Efeitos da artrite em "atletas de fim de semana"

A osteoartrite também pode se manifestar em atletas amadores ou recém-iniciados, o que faz os médicos e profissionais do esporte alertarem para a necessidade de cuidados prévios ao começo da prática regular de atividades físicas, como o "racha" de futebol semanal com os amigos, a corrida de rua ou treinos na academia.

"Esse atleta se inspira no atleta profissional e quer ser um atleta profissional. Claro que não vai ter a mesma condição de treinamento ou de prevenção, mas a principal coisa que eu digo: fazer uma avaliação médica antes de qualquer prática esportiva, uma avaliação nutricional, para que, com isso, tu possa ter um desempenho na parte física, com um educador físico, e o trabalho preventivo, junto com a fisioterapia, para fazer a atividade física de maneira saudável e preservando o corpo", pondera Krebs.

Modelo do calçado faz a diferença para os exercícios físicos(Foto: Jesse D. Garrabrant / NBAE / Getty Images / Getty Images via AFP)
Foto: Jesse D. Garrabrant / NBAE / Getty Images / Getty Images via AFP Modelo do calçado faz a diferença para os exercícios físicos

Até mesmo o modelo de calçado para o exercício pode fazer a diferença. "Muitas vezes, a gente não sabe o nosso tipo de pisada. [...] E a maioria das escolhas do calçado é baseada em propaganda da televisão, e não do que você precisa. Aí, você gasta aquela grana naquele tênis, porque o campeão da maratona olímpica usou. Não precisa. Se tivesse um tênis mais baratinho, mas correto para você, ia ser a melhor escolha", alerta Leandro Gregorut, ortopedista e diretor médico do Ironman Brasil.

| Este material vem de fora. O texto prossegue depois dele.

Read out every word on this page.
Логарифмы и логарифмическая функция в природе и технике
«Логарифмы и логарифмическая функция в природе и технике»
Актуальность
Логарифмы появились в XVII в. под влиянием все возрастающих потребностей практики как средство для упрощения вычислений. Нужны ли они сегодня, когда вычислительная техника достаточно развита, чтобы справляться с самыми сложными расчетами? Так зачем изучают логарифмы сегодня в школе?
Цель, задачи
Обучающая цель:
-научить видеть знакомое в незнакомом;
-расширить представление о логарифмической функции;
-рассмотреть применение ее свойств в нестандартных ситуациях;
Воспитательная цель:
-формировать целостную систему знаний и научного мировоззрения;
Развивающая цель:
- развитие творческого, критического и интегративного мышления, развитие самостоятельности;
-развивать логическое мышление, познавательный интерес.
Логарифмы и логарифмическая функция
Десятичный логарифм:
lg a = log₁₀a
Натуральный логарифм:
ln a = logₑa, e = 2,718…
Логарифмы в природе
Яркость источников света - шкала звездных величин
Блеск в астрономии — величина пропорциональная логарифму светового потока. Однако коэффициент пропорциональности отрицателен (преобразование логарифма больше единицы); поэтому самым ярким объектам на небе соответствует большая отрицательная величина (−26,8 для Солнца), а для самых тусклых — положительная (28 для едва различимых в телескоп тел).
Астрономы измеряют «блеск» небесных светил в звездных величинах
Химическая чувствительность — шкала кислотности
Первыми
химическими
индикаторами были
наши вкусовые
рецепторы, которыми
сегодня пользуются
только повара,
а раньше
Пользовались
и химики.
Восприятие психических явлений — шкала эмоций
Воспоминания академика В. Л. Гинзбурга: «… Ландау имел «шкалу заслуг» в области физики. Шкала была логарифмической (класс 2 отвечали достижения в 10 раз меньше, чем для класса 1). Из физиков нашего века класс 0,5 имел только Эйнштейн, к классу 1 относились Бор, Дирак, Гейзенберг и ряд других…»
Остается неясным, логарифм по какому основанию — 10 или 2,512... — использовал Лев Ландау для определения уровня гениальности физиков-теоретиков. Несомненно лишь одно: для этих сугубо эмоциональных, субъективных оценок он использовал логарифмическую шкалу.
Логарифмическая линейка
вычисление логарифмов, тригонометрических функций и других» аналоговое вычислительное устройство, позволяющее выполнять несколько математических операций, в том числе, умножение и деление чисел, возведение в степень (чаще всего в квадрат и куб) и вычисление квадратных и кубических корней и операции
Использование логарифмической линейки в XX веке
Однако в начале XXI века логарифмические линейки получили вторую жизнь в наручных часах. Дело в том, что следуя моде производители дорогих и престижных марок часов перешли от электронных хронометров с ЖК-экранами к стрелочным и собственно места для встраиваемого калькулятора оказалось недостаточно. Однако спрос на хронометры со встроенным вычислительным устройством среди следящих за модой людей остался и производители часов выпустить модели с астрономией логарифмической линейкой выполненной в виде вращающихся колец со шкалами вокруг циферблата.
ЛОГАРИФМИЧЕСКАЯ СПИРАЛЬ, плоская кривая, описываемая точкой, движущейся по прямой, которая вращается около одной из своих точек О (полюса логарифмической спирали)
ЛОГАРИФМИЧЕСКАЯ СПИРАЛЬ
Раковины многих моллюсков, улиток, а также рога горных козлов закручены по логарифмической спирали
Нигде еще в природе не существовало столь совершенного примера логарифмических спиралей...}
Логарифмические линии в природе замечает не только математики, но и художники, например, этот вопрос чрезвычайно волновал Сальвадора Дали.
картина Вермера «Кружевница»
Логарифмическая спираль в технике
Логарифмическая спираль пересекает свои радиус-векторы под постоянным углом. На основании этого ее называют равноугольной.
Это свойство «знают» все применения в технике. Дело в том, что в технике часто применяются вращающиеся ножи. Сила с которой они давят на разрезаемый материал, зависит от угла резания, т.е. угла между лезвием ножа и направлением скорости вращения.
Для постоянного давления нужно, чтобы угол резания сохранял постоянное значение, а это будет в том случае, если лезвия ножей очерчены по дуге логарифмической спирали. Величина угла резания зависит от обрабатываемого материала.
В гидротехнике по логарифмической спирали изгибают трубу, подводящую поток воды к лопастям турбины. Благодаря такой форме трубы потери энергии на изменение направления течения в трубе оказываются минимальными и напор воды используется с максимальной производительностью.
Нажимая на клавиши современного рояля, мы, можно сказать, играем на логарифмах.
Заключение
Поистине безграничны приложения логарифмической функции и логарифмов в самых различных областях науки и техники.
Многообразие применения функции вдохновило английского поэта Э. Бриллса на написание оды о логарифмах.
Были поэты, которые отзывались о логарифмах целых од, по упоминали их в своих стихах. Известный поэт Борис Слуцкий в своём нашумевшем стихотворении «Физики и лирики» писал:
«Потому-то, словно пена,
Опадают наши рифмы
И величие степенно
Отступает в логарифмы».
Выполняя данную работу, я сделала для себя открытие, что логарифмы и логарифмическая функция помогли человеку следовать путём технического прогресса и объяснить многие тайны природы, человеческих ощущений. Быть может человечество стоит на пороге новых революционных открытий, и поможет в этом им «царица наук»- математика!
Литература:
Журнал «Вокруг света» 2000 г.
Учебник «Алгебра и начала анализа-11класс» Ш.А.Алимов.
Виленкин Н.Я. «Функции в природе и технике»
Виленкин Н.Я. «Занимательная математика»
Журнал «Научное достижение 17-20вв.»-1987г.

O médico indica que uma corrida em ritmo mais lento — comumente chamada de trote — induz uma carga de nove vezes o peso do corpo em cada passada, enquanto uma corrida transmite em até 14 vezes a cada passada. Até movimentos mais corriqueiros, como descer escadas (seis vezes o peso corporal), também podem forçar em demasia as articulações, o que exige cuidados.

"Você começa a sentir uma dorzinha depois que a atividade (física) começou. Ela pode durar depois que acabou a atividade, porque criou uma inflamação e esse processo inflamatório pode durar de 24 horas a 72 horas, de um a três dias. Aí, começa a piorar e, quando piora, não acontece somente na prática esportiva, acontece também no dia a dia. Você não sente tanto para subir escada, mas incomoda para descer escada, aí começa a doer quando está com a perna cruzada, dormindo, o joelho começa a ficar inchado...", detalha Gregorut.

 

 

Os sacrifícios do esporte de alto rendimento

"No esporte de alto rendimento, como eu estou dentro há mais de 20 anos, posso falar que não é saúde. Ninguém sai de lá bem".

A dura visão do experiente pivô de basquete Vitor Faverani, 36, do São Paulo, pode assustar pela franqueza, mas traduz a realidade de muitos atletas que disputaram — ou ainda disputam — as principais competições nacionais ou internacionais. Não são poucos os casos de ex-jogadores ou ex-competidores que ainda convivem com dores mesmo após um longo período longe da alta performance.

No Novo Basquete Brasil (NBB), principal competição disputada por Faverani com a camisa do Tricolor do Morumbi, foram monitorados 96 jogadores de oito times, entre julho e outubro de 2023. A lesão mais recorrente era no joelho, com 23% deles já tendo sido submetidos a procedimentos cirúrgicos.

Pivô de basquete Vitor Faverani, do São Paulo(Foto: Miguel Schincariol/Saopaulofc.net)
Foto: Miguel Schincariol/Saopaulofc.net Pivô de basquete Vitor Faverani, do São Paulo

Aqueles de gerações mais antigas, que não tinham as melhores condições de tratamento disponíveis e nem a medicina moderna para as cirurgias mais eficientes, às vezes sofrem com limitações até na locomoção e precisaram se afastar de vez dos exercícios — em alguns casos, aposentadorias foram antecipadas pela condição física prejudicada. O ex-jogador de futebol Zico, maior ídolo do Flamengo, por exemplo, teve grave lesão no joelho durante a carreira e até hoje padece com as consequências.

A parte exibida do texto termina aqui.